65. DIBERI PERAN

35 8 1
                                    

Nyatanya, setelah kegiatan di hari jumat berakhir, seluruh anak-anak klub kreatif maupun Petangguh secara kompak mengurung diri di dalam kamar.

Mereka terlalu lelah hanya untuk berkumpul ria, terlalu muak hanya untuk membahas sesuatu hal yang mampu merusak akal sehat mereka, sehingga pada siang hari itu, keadaan di asrama cukup sepi dan baru mulai ramai di jam lima sore karena para peserta hendak membersihkan diri atau sekedar mencari angin dan juga makan malam.

"Sepi ya, gak seramai waktu pertama kali kita datang ke tempat ini," ucap Winda saat berjalan menuju kamar mandi bersama Raisha. 

Raisha mengangguk, dirinya tahu betul kalau Winda sangat merasa kesepian setelah ditinggal pergi oleh teman sekamarnya.

"Kira-kira siapa ya Rai, yang bakal mati selanjutnya?"

Raisha bungkam, meski dirinya sedikit tahu tentang rahasia apa yang ada di tempat itu.

"Gue… gue gak tahu harus gimana lagi. Rasanya aneh, Rai. Semua orang yang ada di sini terlihat baik-baik aja,  padahal udah tahu kalau satu persatu dari kita mulai hilang." 

"Iya, gue tahu. Udah yuk mandi dulu, baru habis itu kita lanjut lagi obrolan nya."

"Gilang!"

Mendapati dirinya dipanggil, Gilang menoleh, menghentikan langkah kaki nya yang hendak mengikuti Raisha dan Winda.

"Berhenti, Gilang."

Gilang memutar balikan tubuhnya, "gue udah berhenti dari tadi, btw."

"Bukan langkah kaki lo yang gue maksud."

"Lalu apa?"

"Kejahatan lo."

"Maksud lo apa?" balas Gilang bertanya-tanya.

Jiko tertunduk cemas, meremat ujung pakaiannya dengan gugup lalu.

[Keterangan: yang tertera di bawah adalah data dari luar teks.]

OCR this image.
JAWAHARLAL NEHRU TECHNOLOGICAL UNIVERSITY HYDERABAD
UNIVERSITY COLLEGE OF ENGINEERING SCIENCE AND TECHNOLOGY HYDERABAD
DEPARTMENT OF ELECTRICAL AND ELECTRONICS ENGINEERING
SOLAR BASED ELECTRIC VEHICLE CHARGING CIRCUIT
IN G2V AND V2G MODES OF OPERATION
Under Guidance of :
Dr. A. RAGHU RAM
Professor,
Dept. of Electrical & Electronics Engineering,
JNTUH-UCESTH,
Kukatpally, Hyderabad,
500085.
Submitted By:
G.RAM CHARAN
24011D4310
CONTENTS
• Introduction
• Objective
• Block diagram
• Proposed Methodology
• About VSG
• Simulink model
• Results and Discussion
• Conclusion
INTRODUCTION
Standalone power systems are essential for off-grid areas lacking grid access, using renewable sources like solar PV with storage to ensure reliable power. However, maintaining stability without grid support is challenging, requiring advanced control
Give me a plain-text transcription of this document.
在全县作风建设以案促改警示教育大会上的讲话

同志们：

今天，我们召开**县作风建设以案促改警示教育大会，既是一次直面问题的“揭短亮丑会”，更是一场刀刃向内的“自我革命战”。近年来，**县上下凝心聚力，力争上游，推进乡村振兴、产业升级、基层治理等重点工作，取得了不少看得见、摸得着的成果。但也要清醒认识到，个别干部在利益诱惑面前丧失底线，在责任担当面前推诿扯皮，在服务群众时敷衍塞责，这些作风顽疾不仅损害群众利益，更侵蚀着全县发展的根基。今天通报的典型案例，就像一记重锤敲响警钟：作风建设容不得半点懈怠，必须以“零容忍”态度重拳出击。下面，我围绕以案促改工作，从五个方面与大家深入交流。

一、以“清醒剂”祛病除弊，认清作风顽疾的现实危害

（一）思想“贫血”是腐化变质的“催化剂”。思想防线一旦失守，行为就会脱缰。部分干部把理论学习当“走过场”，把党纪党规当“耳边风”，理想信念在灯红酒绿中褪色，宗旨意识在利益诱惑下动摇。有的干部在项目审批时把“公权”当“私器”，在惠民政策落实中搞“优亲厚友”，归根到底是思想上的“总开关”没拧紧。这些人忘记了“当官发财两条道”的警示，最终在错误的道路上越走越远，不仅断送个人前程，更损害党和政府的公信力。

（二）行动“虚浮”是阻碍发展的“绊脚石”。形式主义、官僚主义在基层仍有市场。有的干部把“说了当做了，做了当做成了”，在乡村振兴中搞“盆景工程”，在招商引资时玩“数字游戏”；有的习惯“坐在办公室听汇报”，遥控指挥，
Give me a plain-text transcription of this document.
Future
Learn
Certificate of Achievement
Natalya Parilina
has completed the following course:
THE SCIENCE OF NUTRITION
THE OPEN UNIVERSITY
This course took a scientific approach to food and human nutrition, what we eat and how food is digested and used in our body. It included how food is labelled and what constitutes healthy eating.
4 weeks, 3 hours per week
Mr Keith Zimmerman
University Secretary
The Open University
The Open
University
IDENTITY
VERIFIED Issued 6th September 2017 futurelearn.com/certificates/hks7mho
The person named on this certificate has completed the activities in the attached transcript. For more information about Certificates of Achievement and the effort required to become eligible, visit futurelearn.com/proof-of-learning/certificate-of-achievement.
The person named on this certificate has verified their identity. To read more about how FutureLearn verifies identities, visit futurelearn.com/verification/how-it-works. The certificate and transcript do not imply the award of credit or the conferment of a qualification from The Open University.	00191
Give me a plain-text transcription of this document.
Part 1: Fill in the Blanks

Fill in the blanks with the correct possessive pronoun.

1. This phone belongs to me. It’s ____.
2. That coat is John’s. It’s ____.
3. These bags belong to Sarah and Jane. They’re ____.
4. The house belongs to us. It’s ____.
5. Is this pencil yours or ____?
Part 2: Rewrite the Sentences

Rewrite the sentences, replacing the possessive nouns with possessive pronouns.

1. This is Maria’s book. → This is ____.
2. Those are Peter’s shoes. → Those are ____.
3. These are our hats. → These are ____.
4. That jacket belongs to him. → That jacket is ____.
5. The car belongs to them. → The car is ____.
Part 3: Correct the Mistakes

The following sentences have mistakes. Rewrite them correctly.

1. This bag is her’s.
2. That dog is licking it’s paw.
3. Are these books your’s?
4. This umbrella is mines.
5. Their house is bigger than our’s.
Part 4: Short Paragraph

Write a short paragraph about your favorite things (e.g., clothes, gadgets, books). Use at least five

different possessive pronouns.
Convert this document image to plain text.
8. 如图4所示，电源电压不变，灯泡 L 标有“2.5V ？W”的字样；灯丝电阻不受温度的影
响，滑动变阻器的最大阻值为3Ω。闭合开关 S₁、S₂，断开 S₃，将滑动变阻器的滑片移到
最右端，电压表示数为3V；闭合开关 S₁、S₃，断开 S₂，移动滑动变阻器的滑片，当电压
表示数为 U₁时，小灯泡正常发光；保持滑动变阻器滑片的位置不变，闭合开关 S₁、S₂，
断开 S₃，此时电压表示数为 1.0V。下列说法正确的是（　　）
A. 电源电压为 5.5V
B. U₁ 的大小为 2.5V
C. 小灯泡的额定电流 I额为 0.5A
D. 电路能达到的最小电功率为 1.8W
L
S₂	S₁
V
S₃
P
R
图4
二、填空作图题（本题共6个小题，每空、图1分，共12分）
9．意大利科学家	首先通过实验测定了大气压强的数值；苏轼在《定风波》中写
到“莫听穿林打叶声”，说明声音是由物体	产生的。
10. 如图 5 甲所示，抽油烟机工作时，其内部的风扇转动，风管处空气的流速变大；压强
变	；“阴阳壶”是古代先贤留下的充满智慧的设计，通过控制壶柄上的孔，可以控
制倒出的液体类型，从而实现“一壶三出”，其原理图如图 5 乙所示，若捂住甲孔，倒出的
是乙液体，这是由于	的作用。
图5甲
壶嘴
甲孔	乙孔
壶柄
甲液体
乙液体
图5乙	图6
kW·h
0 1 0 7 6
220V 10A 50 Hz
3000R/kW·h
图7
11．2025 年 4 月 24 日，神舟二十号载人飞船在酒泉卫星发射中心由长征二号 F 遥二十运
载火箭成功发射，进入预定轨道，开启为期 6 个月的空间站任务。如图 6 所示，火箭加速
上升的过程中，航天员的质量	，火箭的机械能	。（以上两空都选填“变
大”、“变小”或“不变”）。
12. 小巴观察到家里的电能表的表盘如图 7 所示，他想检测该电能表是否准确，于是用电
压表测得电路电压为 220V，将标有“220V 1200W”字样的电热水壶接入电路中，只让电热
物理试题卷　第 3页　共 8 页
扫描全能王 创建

"Lo yang udah bunuh Aora kan?" 

Mendengar hal tersebut, Gilang berjalan mendekati Jiko yang perlahan-lahan mulai mundur sebelum pada akhirnya berlari, menghindar dari kejaran Gilang yang hendak menangkapnya. 

Jiko panik, air matanya turut mengalir, menghias ketakutan di wajahnya. 

"Berhenti, Jiko!"

Persetan dengan teriakan Gilang, Jiko tetap turun ke lantai tiga melalui tangga asrama dan puji Tuhan. 

"Mahen, tunggu."

Perlahan-lahan, Jiko mulai merasa tenang meskipun air matanya terus mengalir walau dia telah berada tepat di hadapan Mahen yang sedang menatapnya bingung.

Mengetahui orang yang dikejarnya sedang bersama si salah satu super power, Gilang memutuskan untuk berhenti mengejar.

"Ada apa?" tanya Mahen.

Ditanya seperti itu, Jiko malah menangis sesegukan. Dirinya tak dapat bicara dan malah membiarkan dirinya dibawa pergi oleh Mahen menuju lantai satu.

"Mau ke kantin asrama gak? Kebetulan gue lapar dan mau makan malam."

Jiko masih menangis, mengabaikan Mahen yang telah menekan ego nya hanya untuk sekedar berbasa-basi. 

"Jangan nangis terus. Lo lagi sama gue._

"Maaf, Mahen," sesal Jiko. 

"Sudah puas nangisnya?" 

"Sudah."

Tak berselang lama, sebuah pengumuman disiarkan.

Mahen berdecak kesal. Terlebih lagi saat dirinya tahu jika nama timnya sajalah yang dipanggil untuk datang ke ruang guru.